Some Unicode characters - like Chinese characters for example - will still be displayed as boxes, question marks, or other placeholder symbols denoting that the font doesn’t have proper representation of the requested character. To fix this, you can select a different font for the console: right click on the console title bar -> Properties -> Font, and select NSimSun. Other fonts that have greater Unicode coverage are MS Gothic/MS Mincho, but they are known to cause artifacts when displaying certain ASCII symbols.

Converting to and from those tricky wchar_t types

Yes, we used plural for wchar_t on purpose. There isn’t a single wchar_t type. On Windows it is actually a UTF16LE encoding while on Linux it’s a UTF32 encoding. Let that sink in. They don’t have the same capabilities and are not even the same size. This has some serious implications.

  • Don’t write code that converts between UTF16 and UTF8 when the input is wchar_t. That code will (probably) work on Windows but it will mysteriously fail on Linux. Instead you must be careful to convert from the actual type, not what you think it contains. The STL contains support for converting UTF16 and wchar_t. Avoid UTF16 unless you positively know the input is in UTF16. The fact that the type is wchar_t does not guarantee this - unless you are writing Windows specific code.
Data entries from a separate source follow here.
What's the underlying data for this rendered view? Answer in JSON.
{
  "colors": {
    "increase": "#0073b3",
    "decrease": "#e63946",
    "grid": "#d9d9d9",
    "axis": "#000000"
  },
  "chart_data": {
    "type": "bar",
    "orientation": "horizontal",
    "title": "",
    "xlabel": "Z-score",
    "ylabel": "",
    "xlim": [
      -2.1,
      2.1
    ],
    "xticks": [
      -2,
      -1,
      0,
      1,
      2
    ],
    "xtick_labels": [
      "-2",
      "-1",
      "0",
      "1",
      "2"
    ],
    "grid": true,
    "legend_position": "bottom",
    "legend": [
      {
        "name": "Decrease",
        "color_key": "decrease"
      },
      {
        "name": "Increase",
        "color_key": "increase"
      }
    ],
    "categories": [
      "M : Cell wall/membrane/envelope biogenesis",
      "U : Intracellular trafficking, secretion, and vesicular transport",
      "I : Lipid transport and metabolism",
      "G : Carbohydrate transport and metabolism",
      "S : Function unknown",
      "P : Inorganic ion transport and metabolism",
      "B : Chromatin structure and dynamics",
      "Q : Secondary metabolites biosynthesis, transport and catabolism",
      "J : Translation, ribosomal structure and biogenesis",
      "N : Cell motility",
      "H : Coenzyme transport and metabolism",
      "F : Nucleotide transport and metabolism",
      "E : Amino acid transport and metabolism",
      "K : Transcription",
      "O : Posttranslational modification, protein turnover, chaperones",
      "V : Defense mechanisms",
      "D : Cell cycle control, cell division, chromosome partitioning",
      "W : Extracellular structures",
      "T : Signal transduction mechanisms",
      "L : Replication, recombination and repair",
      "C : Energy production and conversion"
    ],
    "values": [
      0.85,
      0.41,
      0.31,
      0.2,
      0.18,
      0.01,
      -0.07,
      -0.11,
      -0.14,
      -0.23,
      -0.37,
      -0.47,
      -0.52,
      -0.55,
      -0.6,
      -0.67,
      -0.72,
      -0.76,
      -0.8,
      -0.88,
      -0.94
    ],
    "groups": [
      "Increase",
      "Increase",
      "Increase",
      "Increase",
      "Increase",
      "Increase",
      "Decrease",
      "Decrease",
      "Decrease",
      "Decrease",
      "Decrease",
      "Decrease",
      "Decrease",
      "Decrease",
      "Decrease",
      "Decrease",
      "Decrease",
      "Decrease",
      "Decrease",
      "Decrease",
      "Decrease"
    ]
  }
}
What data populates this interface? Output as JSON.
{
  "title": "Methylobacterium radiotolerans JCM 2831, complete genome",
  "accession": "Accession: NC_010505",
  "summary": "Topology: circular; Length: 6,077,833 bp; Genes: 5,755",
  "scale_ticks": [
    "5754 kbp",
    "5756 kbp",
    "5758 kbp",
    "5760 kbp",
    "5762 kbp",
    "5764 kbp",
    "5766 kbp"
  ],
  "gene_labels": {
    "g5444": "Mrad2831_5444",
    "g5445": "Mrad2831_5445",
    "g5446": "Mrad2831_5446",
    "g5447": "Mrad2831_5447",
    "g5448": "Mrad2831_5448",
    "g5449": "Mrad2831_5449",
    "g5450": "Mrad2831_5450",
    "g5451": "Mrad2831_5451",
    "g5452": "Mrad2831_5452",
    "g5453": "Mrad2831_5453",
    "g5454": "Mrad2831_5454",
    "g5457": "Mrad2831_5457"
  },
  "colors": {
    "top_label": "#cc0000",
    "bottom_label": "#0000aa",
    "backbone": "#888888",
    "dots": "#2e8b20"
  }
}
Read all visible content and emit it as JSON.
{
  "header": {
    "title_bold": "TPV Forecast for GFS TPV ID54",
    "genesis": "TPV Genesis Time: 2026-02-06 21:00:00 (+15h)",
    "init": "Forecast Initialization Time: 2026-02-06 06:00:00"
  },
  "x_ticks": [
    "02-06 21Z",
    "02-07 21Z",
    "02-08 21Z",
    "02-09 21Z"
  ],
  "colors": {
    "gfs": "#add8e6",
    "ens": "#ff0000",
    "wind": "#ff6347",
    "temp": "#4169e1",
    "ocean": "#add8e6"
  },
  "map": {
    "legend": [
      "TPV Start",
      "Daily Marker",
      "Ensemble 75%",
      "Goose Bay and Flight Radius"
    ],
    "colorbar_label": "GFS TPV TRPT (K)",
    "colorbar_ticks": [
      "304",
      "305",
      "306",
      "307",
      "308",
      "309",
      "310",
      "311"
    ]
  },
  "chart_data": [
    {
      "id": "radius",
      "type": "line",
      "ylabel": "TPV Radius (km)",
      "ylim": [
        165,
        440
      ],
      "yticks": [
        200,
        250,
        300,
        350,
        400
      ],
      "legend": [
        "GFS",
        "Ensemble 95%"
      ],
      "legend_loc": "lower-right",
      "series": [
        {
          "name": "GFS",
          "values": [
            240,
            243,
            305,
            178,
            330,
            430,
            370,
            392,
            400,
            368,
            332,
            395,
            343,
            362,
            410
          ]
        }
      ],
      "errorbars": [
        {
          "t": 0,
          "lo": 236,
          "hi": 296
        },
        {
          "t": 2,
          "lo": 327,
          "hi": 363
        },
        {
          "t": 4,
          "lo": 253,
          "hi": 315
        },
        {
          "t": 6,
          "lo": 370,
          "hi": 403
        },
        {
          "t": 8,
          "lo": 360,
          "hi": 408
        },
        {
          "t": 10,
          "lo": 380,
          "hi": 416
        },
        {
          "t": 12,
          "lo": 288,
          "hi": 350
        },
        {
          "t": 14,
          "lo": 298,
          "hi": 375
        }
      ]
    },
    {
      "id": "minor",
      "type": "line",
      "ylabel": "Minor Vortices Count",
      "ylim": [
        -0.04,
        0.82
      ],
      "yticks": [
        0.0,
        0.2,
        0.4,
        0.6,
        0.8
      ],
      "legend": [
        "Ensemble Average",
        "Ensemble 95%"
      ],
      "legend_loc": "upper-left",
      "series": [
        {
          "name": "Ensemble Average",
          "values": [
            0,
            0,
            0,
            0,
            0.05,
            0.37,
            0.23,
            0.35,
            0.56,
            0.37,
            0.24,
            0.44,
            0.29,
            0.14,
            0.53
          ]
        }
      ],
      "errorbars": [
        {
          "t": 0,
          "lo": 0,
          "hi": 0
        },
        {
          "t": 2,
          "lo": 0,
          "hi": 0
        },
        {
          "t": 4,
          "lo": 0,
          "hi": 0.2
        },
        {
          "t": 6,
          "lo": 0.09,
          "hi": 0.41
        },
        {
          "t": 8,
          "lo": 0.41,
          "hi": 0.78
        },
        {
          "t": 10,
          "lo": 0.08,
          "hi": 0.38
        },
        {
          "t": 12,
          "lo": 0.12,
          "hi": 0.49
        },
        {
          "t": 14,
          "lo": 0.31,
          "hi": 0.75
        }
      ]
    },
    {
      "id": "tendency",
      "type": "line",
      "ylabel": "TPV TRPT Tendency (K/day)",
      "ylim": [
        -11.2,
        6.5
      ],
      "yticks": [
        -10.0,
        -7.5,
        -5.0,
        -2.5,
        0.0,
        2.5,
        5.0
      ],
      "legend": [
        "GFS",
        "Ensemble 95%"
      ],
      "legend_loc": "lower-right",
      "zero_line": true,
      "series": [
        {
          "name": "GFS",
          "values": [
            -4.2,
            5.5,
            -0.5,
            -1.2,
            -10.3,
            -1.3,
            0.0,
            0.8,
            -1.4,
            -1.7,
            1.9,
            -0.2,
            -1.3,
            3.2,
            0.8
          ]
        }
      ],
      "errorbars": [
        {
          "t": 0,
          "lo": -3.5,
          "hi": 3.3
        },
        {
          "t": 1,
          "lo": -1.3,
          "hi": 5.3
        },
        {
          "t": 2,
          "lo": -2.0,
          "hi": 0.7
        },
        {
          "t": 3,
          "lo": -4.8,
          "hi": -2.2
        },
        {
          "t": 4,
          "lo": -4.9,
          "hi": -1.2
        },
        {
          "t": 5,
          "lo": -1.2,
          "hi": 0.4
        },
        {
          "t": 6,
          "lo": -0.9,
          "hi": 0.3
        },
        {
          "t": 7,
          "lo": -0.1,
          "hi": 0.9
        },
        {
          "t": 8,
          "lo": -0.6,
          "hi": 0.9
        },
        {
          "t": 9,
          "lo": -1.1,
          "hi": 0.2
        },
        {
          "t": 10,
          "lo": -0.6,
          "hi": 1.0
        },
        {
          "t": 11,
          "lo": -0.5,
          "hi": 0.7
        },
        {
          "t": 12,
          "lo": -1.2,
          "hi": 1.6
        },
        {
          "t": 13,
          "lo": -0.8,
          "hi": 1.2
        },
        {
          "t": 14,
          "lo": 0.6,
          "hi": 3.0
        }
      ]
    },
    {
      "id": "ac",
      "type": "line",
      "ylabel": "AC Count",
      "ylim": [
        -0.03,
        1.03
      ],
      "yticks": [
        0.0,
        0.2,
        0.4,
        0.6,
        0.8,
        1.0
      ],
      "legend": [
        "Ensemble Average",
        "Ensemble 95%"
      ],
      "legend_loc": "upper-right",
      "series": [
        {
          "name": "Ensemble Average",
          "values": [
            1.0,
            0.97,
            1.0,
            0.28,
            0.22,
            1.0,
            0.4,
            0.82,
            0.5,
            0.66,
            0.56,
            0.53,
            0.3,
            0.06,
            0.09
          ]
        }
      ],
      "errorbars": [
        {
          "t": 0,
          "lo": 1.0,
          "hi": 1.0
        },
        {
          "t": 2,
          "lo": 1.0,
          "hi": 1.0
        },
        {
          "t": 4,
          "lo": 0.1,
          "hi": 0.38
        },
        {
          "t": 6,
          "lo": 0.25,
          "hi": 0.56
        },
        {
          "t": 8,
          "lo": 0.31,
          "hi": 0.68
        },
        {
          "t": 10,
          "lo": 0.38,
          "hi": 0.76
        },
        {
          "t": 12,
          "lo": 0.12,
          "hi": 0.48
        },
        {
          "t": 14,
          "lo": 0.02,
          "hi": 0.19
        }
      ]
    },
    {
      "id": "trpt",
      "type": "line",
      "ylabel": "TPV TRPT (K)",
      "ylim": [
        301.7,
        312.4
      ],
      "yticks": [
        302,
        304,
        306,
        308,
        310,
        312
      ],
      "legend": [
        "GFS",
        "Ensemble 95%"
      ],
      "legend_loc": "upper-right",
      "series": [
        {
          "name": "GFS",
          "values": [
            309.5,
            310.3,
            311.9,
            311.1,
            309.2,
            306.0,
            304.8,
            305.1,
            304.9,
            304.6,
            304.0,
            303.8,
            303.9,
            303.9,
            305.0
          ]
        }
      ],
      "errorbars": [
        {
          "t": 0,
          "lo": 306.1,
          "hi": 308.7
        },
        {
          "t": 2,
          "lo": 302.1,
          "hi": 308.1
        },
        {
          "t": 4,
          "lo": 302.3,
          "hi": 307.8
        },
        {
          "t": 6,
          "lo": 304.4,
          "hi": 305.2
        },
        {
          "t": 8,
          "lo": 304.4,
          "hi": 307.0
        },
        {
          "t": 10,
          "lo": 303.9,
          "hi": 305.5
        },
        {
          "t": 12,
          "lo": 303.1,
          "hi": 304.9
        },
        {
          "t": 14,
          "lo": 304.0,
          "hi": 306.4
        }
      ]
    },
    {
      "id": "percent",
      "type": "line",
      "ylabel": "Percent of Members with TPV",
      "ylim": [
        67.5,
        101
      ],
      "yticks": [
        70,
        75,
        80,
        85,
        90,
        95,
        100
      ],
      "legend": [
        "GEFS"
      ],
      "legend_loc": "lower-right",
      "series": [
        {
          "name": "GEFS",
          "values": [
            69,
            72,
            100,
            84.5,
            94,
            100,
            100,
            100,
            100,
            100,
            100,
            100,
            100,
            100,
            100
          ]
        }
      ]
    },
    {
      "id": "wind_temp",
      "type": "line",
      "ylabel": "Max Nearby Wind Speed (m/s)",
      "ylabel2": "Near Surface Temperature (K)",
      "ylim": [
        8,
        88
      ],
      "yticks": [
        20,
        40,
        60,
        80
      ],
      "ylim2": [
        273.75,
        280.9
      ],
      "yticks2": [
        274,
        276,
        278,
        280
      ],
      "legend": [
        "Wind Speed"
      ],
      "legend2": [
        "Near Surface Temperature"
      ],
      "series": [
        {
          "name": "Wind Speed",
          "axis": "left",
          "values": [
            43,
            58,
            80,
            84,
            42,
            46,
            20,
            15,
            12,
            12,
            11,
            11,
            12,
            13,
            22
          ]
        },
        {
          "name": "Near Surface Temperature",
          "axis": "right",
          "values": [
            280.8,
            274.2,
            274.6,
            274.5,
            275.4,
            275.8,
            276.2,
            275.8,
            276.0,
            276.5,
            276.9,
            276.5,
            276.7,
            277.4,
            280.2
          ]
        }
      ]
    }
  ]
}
Even so, it is safer to convert from wchar_t, since this will work correctly on all operating systems, regardless of what the wchar_t type is on that particular OS.

  • The default settings for the STL provided conversion objects (codecvt) will throw range exceptions when code points are encountered that are outside the range for the source or target encoding. Few are aware of this and even fewer know how to work around it, so please use the utility functions provided in Unicode.h and never roll your own.

  • Don’t use the std::experimental_filesystem::path facilities because they are not supported on all of Carbonite’s target platforms (Tegra) and secondly are error prone to use because by default these facilities will use wide strings with backslashes on Windows but UTF8 on Linux with forward slashes. You need to be careful to call the right u8string accessor and u8path constructors in order to not bungle it up. Just avoid this mess altogether and use Path.h.

Fortunately, we only need to deal with the wide characters on Windows so the conversion functions to/from those are only available on the Windows platform. In general just write:

#include <carb/extras/Unicode.h>

and use the functions provided for your platform, knowing that you are doing it right.